Po bójce na toruńskim targowisku - oświadczenie Karola Marii Wojtasika

2021-06-17, 14:50  Michał Zaręba/Redakcja
Kadr z filmiku nagranego w czasie bójki na toruńskim targowisku./fot. Internet

Kadr z filmiku nagranego w czasie bójki na toruńskim targowisku./fot. Internet

Kierownik targowiska miejskiego w Toruniu, Karol Maria Wojtasik odniósł się w Internecie do bójki z handlarzem Piotrem S. Kierownik zerwał z nim umowę, bo ten miał m.in zastraszać innych kupców. 10 czerwca na targu doszło do rękoczynów...
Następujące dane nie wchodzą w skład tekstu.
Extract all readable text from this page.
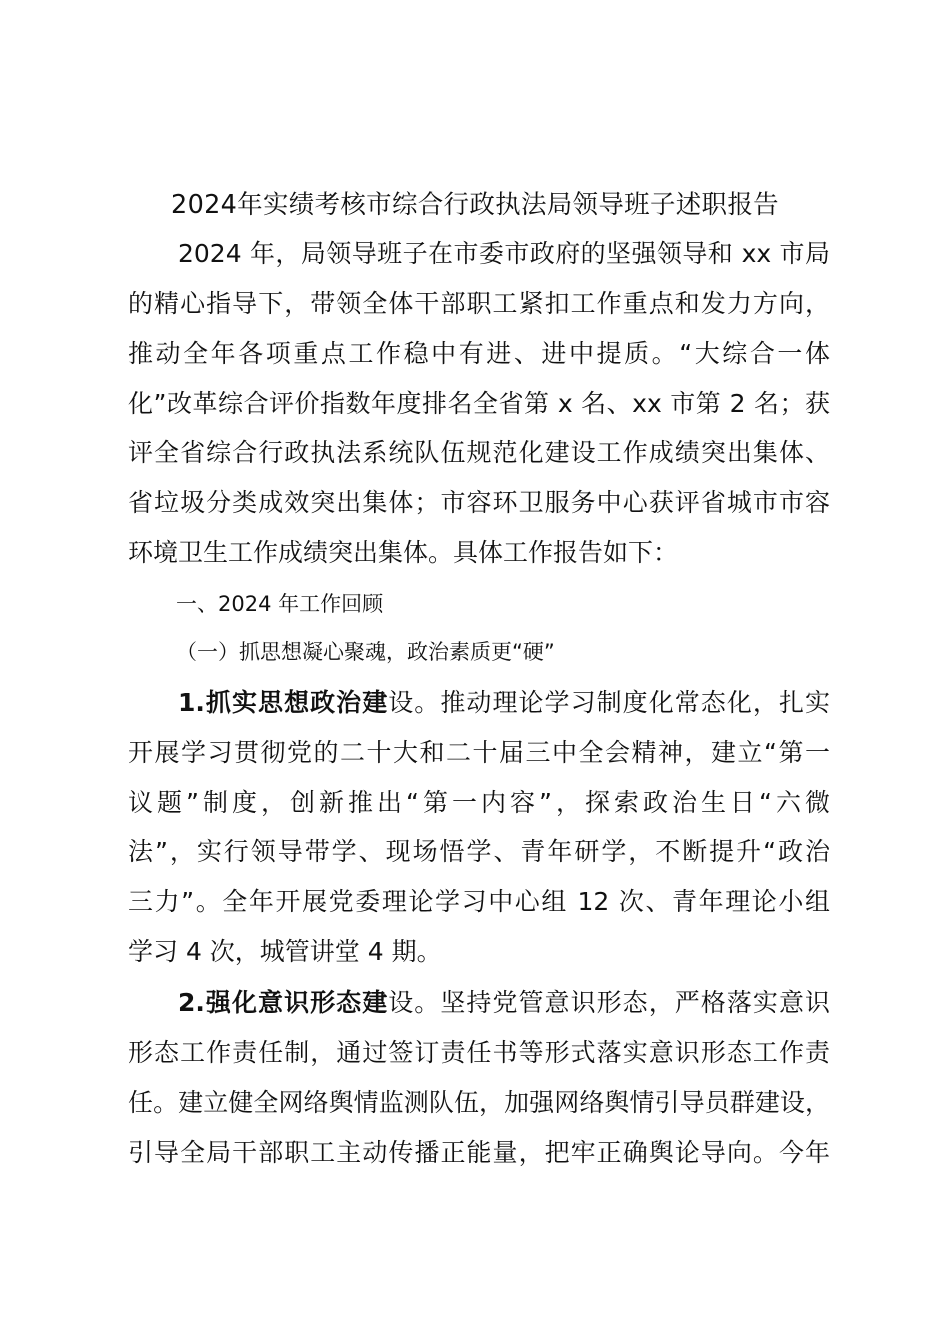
2024年实绩考核市综合行政执法局领导班子述职报告
2024 年，局领导班子在市委市政府的坚强领导和 xx 市局
的精心指导下，带领全体干部职工紧扣工作重点和发力方向，
推动全年各项重点工作稳中有进、进中提质。“大综合一体
化”改革综合评价指数年度排名全省第 x 名、xx 市第 2 名；获
评全省综合行政执法系统队伍规范化建设工作成绩突出集体、
省垃圾分类成效突出集体；市容环卫服务中心获评省城市市容
环境卫生工作成绩突出集体。具体工作报告如下：
一、2024 年工作回顾
（一）抓思想凝心聚魂，政治素质更“硬”
1.抓实思想政治建设。推动理论学习制度化常态化，扎实
开展学习贯彻党的二十大和二十届三中全会精神，建立“第一
议题”制度，创新推出“第一内容”，探索政治生日“六微
法”，实行领导带学、现场悟学、青年研学，不断提升“政治
三力”。全年开展党委理论学习中心组 12 次、青年理论小组
学习 4 次，城管讲堂 4 期。
2.强化意识形态建设。坚持党管意识形态，严格落实意识
形态工作责任制，通过签订责任书等形式落实意识形态工作责
任。建立健全网络舆情监测队伍，加强网络舆情引导员群建设，
引导全局干部职工主动传播正能量，把牢正确舆论导向。今年
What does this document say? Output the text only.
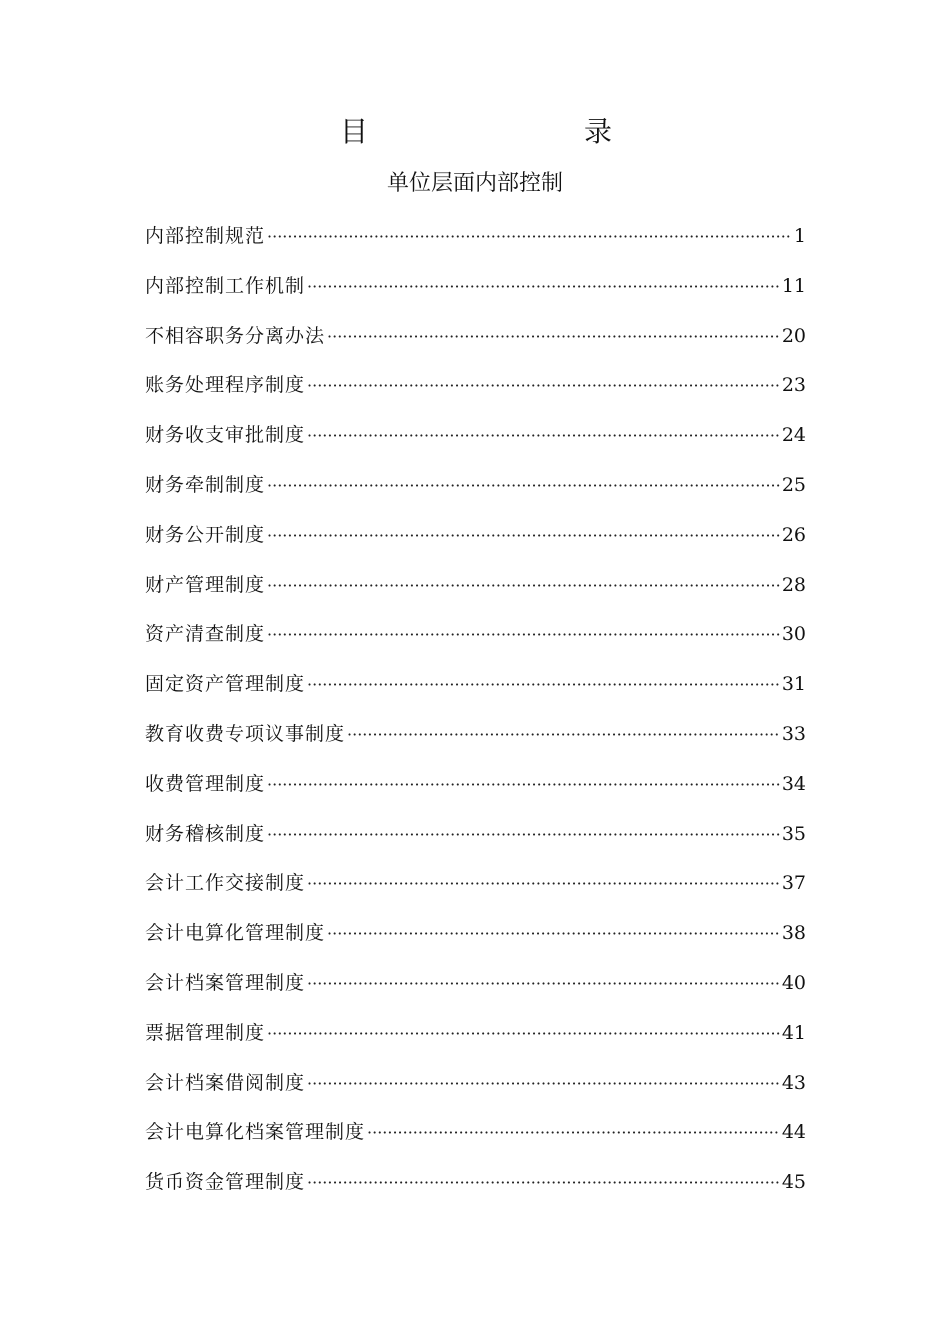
目	录
单位层面内部控制
内部控制规范 ·····	1
内部控制工作机制 ·····	11
不相容职务分离办法 ·····	20
账务处理程序制度 ·····	23
财务收支审批制度 ·····	24
财务牵制制度 ·····	25
财务公开制度 ·····	26
财产管理制度 ·····	28
资产清查制度 ·····	30
固定资产管理制度 ·····	31
教育收费专项议事制度 ·····	33
收费管理制度 ·····	34
财务稽核制度 ·····	35
会计工作交接制度 ·····	37
会计电算化管理制度 ·····	38
会计档案管理制度 ·····	40
票据管理制度 ·····	41
会计档案借阅制度 ·····	43
会计电算化档案管理制度 ·····	44
货币资金管理制度 ·····	45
„Piotr S. ponownie mi groził, pogniótł wypowiedzenie i siłą chciał się wedrzeć na targowisko - wyjaśnia w oświadczeniu Karol Maria Wojtasik. „Zablokowałem mu furtkę, więc on uderzył we mnie ze złości kobiałkami truskawek. Jedynie, czego chciałem, to nie wpuścić jego oraz związanych z nim pracowników na targowisko, wyegzekwować regulamin i zapewnić poczucie bezpieczeństwa kupcom".

Sprawę wyjaśnia policja.

- Policjanci ustalili na miejscu, że konflikt miał dotyczyć jednego ze sprzedających oraz przedstawiciela zarządcy tego targowiska. Podobno ten spór trwa już od jakiegoś czasu. Policjanci wszczęli postępowanie sprawdzające, które ma ustalić, czy doszło do naruszenia prawa. W pomoc w rozwiązaniu konfliktu zaangażował się także dzielnicowy - mówił Wojciech Chrostowski z toruńskiej policji.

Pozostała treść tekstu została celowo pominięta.